5.5. Adaptability to Different Optical Configurations
Another practical limitation concerns adaptability to different focal length lenses, which is crucial for large-scale deployment across heterogeneous monitoring stations. In this study, experimental validation of focal length adaptability was not feasible due to objective constraints. Lightning events are highly seasonal and concentrated within a limited collection window, making coordinated sampling across multiple lens types impractical. Moreover, capturing synchronized recordings of the same lightning event with different focal lengths at the same location and time is extremely challenging under natural conditions.
5.6. Future Directions
Future work will focus on integrating multi-modal data sources, such as atmospheric electric field measurements and radar observations, to improve detection of extremely dim lightning. Weather-aware adaptive preprocessing strategies will be explored to mitigate scattering effects under adverse conditions. In addition, multi-scale feature fusion and attention-based spatial-temporal modeling will be investigate to further suppress motion-induced false positives.
To address focal length adaptability, we plan to collaborate with regional meteorological observatories to establish a multi-focal-length lightning monitoring network. By collecting synchronized optical recordings of the same lightning events across different focal lengths, the robustness and generalization of FD-TripletNet under varying optical configurations can be systematically evaluated.
Overall, FD-TripletNet demonstrates that aligning representation learning with lightning’s physical characteristics enables a practical and deployable solution for optical lightning classification.
6. Conclusions
This study proposes a Frame Difference Triplet Network (FD-TripletNet) to address the challenges of scarce labeled samples, extreme temporal instantaneity, and diverse discharge morphologies in optical lightning classification. By leveraging adjacent frame difference representations, metric learning with Triplet Loss, and non-consecutive temporal sampling, the proposed framework effectively alleviates the limitations of traditional handcrafted methods and baseline deep learning models under few-shot conditions.

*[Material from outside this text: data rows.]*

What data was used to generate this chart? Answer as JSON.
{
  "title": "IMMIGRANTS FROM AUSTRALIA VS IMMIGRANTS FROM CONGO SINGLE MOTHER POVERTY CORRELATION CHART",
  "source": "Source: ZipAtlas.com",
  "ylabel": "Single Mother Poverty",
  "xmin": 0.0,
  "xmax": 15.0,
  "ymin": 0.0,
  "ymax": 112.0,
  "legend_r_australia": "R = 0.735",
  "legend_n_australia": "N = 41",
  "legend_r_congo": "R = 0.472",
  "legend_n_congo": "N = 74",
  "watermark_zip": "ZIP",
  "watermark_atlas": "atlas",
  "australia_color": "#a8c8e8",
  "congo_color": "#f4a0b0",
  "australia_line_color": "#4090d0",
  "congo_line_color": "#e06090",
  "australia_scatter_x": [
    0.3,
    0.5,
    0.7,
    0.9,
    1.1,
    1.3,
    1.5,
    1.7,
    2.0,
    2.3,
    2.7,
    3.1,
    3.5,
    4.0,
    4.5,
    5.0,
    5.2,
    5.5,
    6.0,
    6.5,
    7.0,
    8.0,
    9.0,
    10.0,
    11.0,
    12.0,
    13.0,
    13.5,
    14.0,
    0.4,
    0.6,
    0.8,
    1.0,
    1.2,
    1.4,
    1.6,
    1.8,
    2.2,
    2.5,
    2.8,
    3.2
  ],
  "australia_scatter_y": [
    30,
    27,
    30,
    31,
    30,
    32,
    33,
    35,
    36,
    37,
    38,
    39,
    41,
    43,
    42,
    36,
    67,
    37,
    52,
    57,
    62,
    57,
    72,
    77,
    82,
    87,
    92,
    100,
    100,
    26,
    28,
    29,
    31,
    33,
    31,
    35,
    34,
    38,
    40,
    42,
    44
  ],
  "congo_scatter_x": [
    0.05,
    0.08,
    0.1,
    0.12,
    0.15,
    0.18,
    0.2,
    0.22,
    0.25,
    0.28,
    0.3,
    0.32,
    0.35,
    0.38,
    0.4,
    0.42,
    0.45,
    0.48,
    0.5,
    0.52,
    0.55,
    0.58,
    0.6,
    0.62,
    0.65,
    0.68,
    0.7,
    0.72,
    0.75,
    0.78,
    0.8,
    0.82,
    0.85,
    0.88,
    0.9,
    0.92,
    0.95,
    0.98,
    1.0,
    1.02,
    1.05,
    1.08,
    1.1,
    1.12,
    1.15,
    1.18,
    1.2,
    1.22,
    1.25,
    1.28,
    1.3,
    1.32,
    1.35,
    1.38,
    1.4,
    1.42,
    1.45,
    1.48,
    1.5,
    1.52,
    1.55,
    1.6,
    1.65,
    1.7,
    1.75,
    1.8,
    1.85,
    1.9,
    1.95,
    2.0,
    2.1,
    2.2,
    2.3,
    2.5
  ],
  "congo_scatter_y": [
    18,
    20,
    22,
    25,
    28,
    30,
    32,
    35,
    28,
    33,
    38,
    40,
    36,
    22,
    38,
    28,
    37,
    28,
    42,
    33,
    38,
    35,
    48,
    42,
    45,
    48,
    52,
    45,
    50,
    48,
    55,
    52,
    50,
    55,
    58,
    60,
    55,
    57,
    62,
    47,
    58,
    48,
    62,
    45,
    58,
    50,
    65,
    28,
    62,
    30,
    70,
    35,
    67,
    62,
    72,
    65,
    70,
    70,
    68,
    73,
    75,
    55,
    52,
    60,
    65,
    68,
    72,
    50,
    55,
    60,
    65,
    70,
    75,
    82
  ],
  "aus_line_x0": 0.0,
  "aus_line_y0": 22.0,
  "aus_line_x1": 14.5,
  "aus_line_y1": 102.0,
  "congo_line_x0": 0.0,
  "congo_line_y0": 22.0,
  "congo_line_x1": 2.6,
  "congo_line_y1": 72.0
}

Experimental evaluation on a self-built dataset of 459 optical lightning samples demonstrates that FD-TripletNet achieves a classification accuracy of 94.8%, a false positive rate of 7.4%, and a false negative rate of 3.2%, outperforming frame difference plus SVM, MobileNetV2, and static-input TripletNet baselines. The lightweight MobileNetV2-based architecture further enables real-time inference on edge devices, supporting practical deployment in remote observation stations and severe convective weather monitoring systems.
At the same time, the study highlights inherent limitations of single-modal optical approaches, including reduced sensitivity to extremely dim lightning, performance degradation under heavy rain or fog, and susceptibility to fast-moving non-lightning objects. Addressing these challenges will require multi-modal sensing, adaptive temporal modeling, and more comprehensive interference-aware training strategies.
In summary, FD-TripletNet provides a physically informed, data-efficient, and deployable framework for optical lightning classification, laying a solid foundation for advancing real-time ground-based meteorological monitoring and early warning applications.